Le vrai sujet, c’est celui de comment renouveler un dialogue social avec les indépendants dans leur diversité, et répondre à leur besoin dans un secteur très attractif.
Il faut rappeler là aussi que le secteur de la transaction immobilière est un secteur des plus actifs en matière d’emploi, salarié, et de création d’activité d’indépendant. C’est à valoriser et non à restreindre. On peut s’attendre à ce que le nombre d’entreprise en régime de microentreprise (autoentrepreneur) dépasse les 2 millions en 2022, tous secteurs confondus, et il n’y a donc pas de raison que la croissance que connaît le secteur en la matière ne continue pas. Il y aura donc de plus en plus d’agents commerciaux, et sans nul doute aussi de négociateurs immobiliers.
Je ne pense qu’il ait le temps de lire tous les rapports qui sont publiés ! Ce qui est sûr c’est qu’il y a une volonté des pouvoirs publics de prendre en compte l’équilibre entre l’indépendance et la protection sociale.
Par ailleurs, il faut souligner que les trajectoires professionnelles s’accélèrent. Beaucoup de personnes n’ayant jamais travaillé auparavant dans le secteur immobilier se lancent dans l’activité d’indépendant dans la transaction immobilière. L’enjeu majeur est donc celui de la formation pour bien prospecter, maîtriser l’ensemble des règles pour sécuriser le consommateur et l’agence / réseau.

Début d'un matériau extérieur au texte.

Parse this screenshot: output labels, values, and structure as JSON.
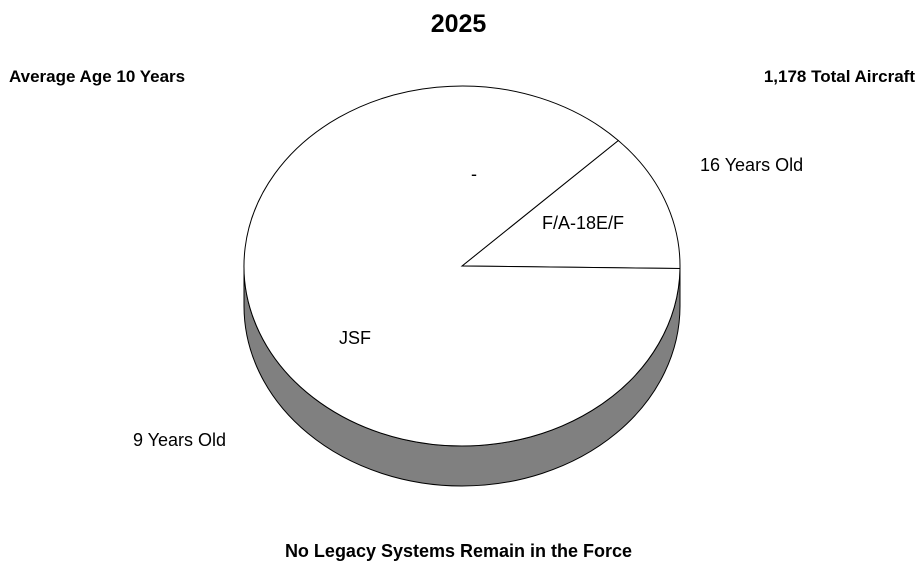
{
  "chart_data": {
    "type": "pie",
    "style": "3d",
    "title": "2025",
    "subtitle_left": "Average Age 10 Years",
    "subtitle_right": "1,178 Total Aircraft",
    "footnote": "No Legacy Systems Remain in the Force",
    "slices": [
      {
        "label": "F/A-18E/F",
        "share": 0.125,
        "age_label": "16 Years Old",
        "fill": "#ffffff"
      },
      {
        "label": "JSF",
        "share": 0.875,
        "age_label": "9 Years Old",
        "fill": "#ffffff"
      }
    ],
    "stray_label": "-",
    "colors": {
      "pie_top": "#ffffff",
      "pie_side": "#808080",
      "outline": "#000000"
    }
  }
}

Il faut donc accompagner plutôt que restreindre. Il s’agit donc bien de libérer la croissance pour les acteurs et de sécuriser les travailleurs, indépendants comme salariés, et les consommateurs. Cela suppose de sortir des freins culturels pour construire les voies de progrès durables pour chacun. Ne pas opposer les statuts entre eux, mais au contraire en souligner les différences, les atouts, les risques, comme les complémentarités.